Janazrah, a Palestinian refugee from Iraq al-Manshiyya living in al-Fuwwar refugee camp near al-Khalil, has been on hunger strike since 3 March protesting his administrative detention without charge or trial. He has been held in solitary confinement since he began his strike and was moved to hospital as protesters demanded his freedom – and then once again to solitary confinement one day later. He is joined by fellow hunger strikers Fouad Assi and Adib Mafarjah, on hunger strike since 3 April in protest of their own administrative detention – imprisonment without charge or trial. Majdi Yassin, 33, has also been on hunger strike for one week; he is a lawyer and a Swedish citizen detained by Israeli occupation forces at the Allenby bridge crossing to Jordan as he left Palestine for Sweden. Janazrah, Assi and Mafarjah are among approximately 700 Palestinians held without charge or trial under administrative detention – military orders that can imprison Palestinians for up to six-month periods, indefinitely renewable. They are also among approximately 7,000 total Palestinian prisoners held in Israeli jails.
New York protesters – including Palestinians from Deir al-Balah and Ramallah – urgently demanded Janazrah’s release as he approaches the critical 60th day of hunger strike. Despite his physical weakness, significant weight loss, fainting spells and pain, Israeli prison officials continue to transfer him repeatedly between solitary confinement prisons and between prison and the hospital, causing him further physical distress and pain.

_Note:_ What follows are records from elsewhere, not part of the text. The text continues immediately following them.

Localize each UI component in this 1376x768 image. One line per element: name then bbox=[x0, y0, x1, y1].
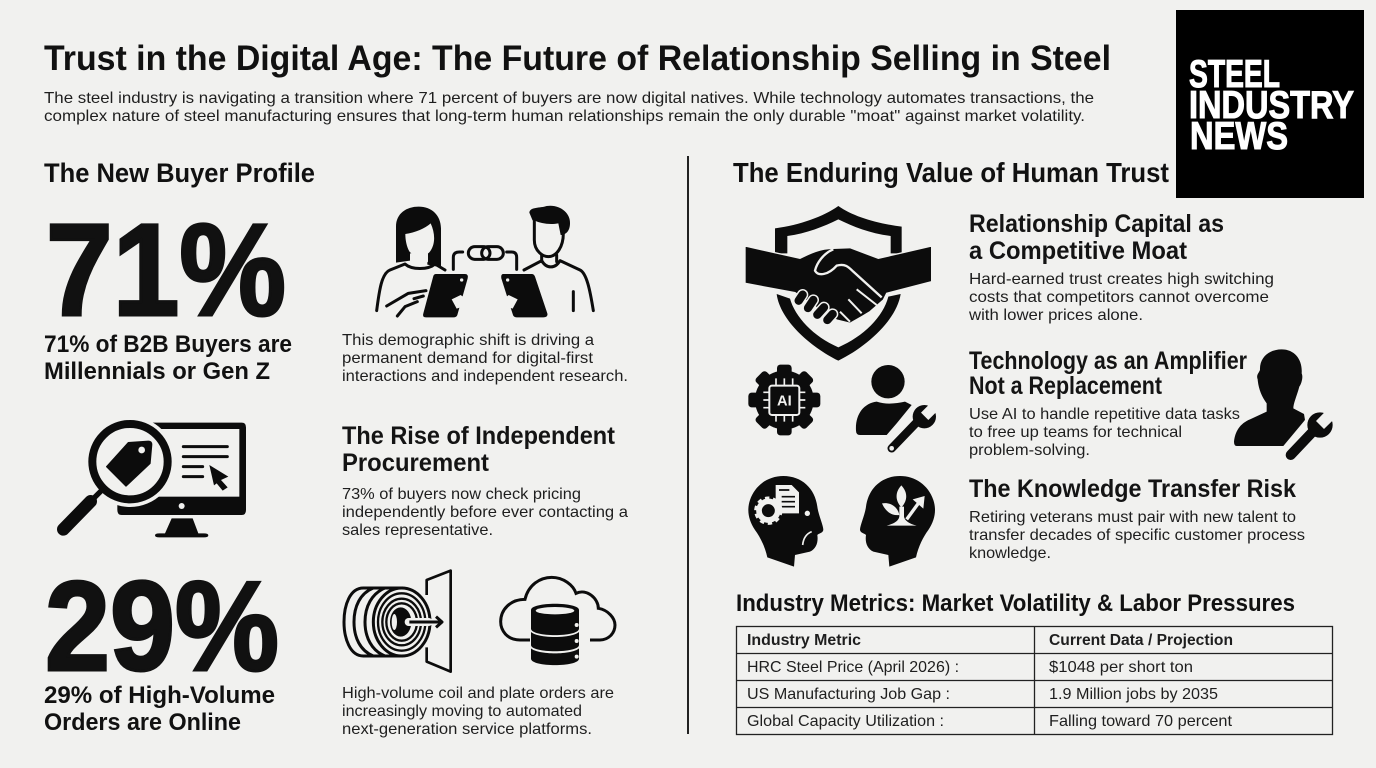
logo: Steel Industry News: NEWS bbox=[1190, 115, 1288, 158]
block: relationship capital: a Competitive Moat bbox=[969, 237, 1188, 265]
description: high-volume orders: next-generation service platforms. bbox=[342, 721, 592, 738]
heading: enduring value: The Enduring Value of Human Trust bbox=[733, 157, 1169, 188]
block: rise of independent procurement bbox=[342, 422, 628, 539]
table: industry metrics: $1048 per short ton bbox=[1049, 659, 1193, 676]
table: industry metrics: Current Data / Projection bbox=[1049, 632, 1233, 649]
heading: new buyer profile: The New Buyer Profile bbox=[44, 158, 315, 188]
description: high-volume orders bbox=[342, 685, 614, 738]
table: industry metrics: Falling toward 70 percent bbox=[1049, 713, 1233, 730]
block: knowledge transfer risk: The Knowledge Transfer Risk bbox=[969, 475, 1296, 503]
block: rise of independent procurement: The Rise of Independent bbox=[342, 422, 616, 450]
block: rise of independent procurement: independently before ever contacting a bbox=[342, 504, 628, 521]
block: technology as an amplifier: Not a Replacement bbox=[969, 372, 1163, 400]
icon: magnifier over price tag and monitor bbox=[63, 416, 246, 537]
intro text bbox=[44, 90, 1094, 125]
description: demographic shift: permanent demand for digital-first bbox=[342, 350, 594, 367]
block: technology as an amplifier: Use AI to handle repetitive data tasks bbox=[969, 406, 1240, 423]
table: industry metrics: US Manufacturing Job Gap : bbox=[747, 686, 950, 703]
description: demographic shift: interactions and independent research. bbox=[342, 368, 628, 385]
icon: head with gear and document bbox=[748, 476, 823, 567]
stat caption: 29%: Orders are Online bbox=[44, 709, 241, 736]
big stat: 29%: 29% bbox=[45, 555, 279, 697]
intro text: The steel industry is navigating a transition where 71 percent of buyers are now digital natives. While technology automates transactions, the bbox=[44, 90, 1094, 107]
panel: the new buyer profile bbox=[44, 158, 628, 738]
block: relationship capital: costs that competitors cannot overcome bbox=[969, 289, 1269, 306]
block: rise of independent procurement: 73% of buyers now check pricing bbox=[342, 486, 581, 503]
stat caption: 71%: Millennials or Gen Z bbox=[44, 358, 270, 385]
block: relationship capital bbox=[968, 210, 1274, 324]
table: industry metrics: Global Capacity Utilization : bbox=[747, 713, 944, 730]
stat caption: 71%: 71% of B2B Buyers are bbox=[44, 331, 292, 358]
description: high-volume orders: increasingly moving to automated bbox=[342, 703, 582, 720]
icon: AI chip in gear bbox=[748, 365, 820, 435]
table: industry metrics: 1.9 Million jobs by 2035 bbox=[1049, 686, 1218, 703]
block: relationship capital: Relationship Capital as bbox=[969, 210, 1224, 238]
block: technology as an amplifier: Technology as an Amplifier bbox=[969, 347, 1247, 375]
block: knowledge transfer risk bbox=[969, 475, 1305, 562]
block: rise of independent procurement: sales representative. bbox=[342, 522, 493, 539]
block: relationship capital: Hard-earned trust creates high switching bbox=[969, 271, 1274, 288]
block: rise of independent procurement: Procurement bbox=[342, 449, 490, 477]
block: relationship capital: with lower prices alone. bbox=[968, 307, 1143, 324]
title: Trust in the Digital Age: The Future of Relationship Selling in Steel bbox=[44, 38, 1111, 78]
stat caption: 29% bbox=[44, 682, 275, 736]
stat caption: 71% bbox=[44, 331, 292, 385]
icon: silhouette with wrench bbox=[1234, 349, 1337, 455]
description: demographic shift bbox=[342, 332, 628, 385]
intro text: complex nature of steel manufacturing ensures that long-term human relationships remain the only durable "moat" against market volatility. bbox=[44, 108, 1085, 125]
big stat: 71%: 71% bbox=[46, 196, 286, 343]
heading: industry metrics: Industry Metrics: Market Volatility & Labor Pressures bbox=[736, 590, 1295, 617]
icon: head with growing plant bbox=[860, 476, 935, 567]
block: technology as an amplifier bbox=[969, 347, 1247, 459]
logo: Steel Industry News: STEEL bbox=[1189, 53, 1280, 96]
table: industry metrics: Industry Metric bbox=[747, 632, 861, 649]
block: knowledge transfer risk: Retiring veterans must pair with new talent to bbox=[969, 509, 1296, 526]
icon: AI chip in gear: AI bbox=[777, 393, 792, 409]
icon: person with wrench bbox=[856, 365, 940, 451]
table: industry metrics bbox=[736, 626, 1333, 734]
panel: the enduring value of human trust bbox=[733, 157, 1337, 734]
icon: two buyers with linked tablets bbox=[377, 206, 593, 317]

G4S is subject to a global call for boycott from Palestinian prisoners and civil society because of its involvement in profiting from the Israeli imprisonment and oppression of the Palestinian people – as well as its role in deporting and detaining migrants and in youth detention in the US, UK, Australia and elsewhere – and has lost significant contracts due to the boycott campaigns. In March 2016, the corporation announced that it would sell off its Israeli subsidiary and other “reputationally damaging” businesses; however, Palestinian organizers emphasized the importance of continuing to pressure G4S until it follows through on its pledge, as Palestinian prisoners continue to suffer in the prisons G4S equips.
New York organizers will return outside the offices of G4S, 19 W. 44th Street, on Friday, 6 May at 4:00 pm, and encourage supporters of Palestine and the rights of the Palestinian people to join them, in urging freedom for Janazrah and his fellow prisoners and justice and liberation for Palestine.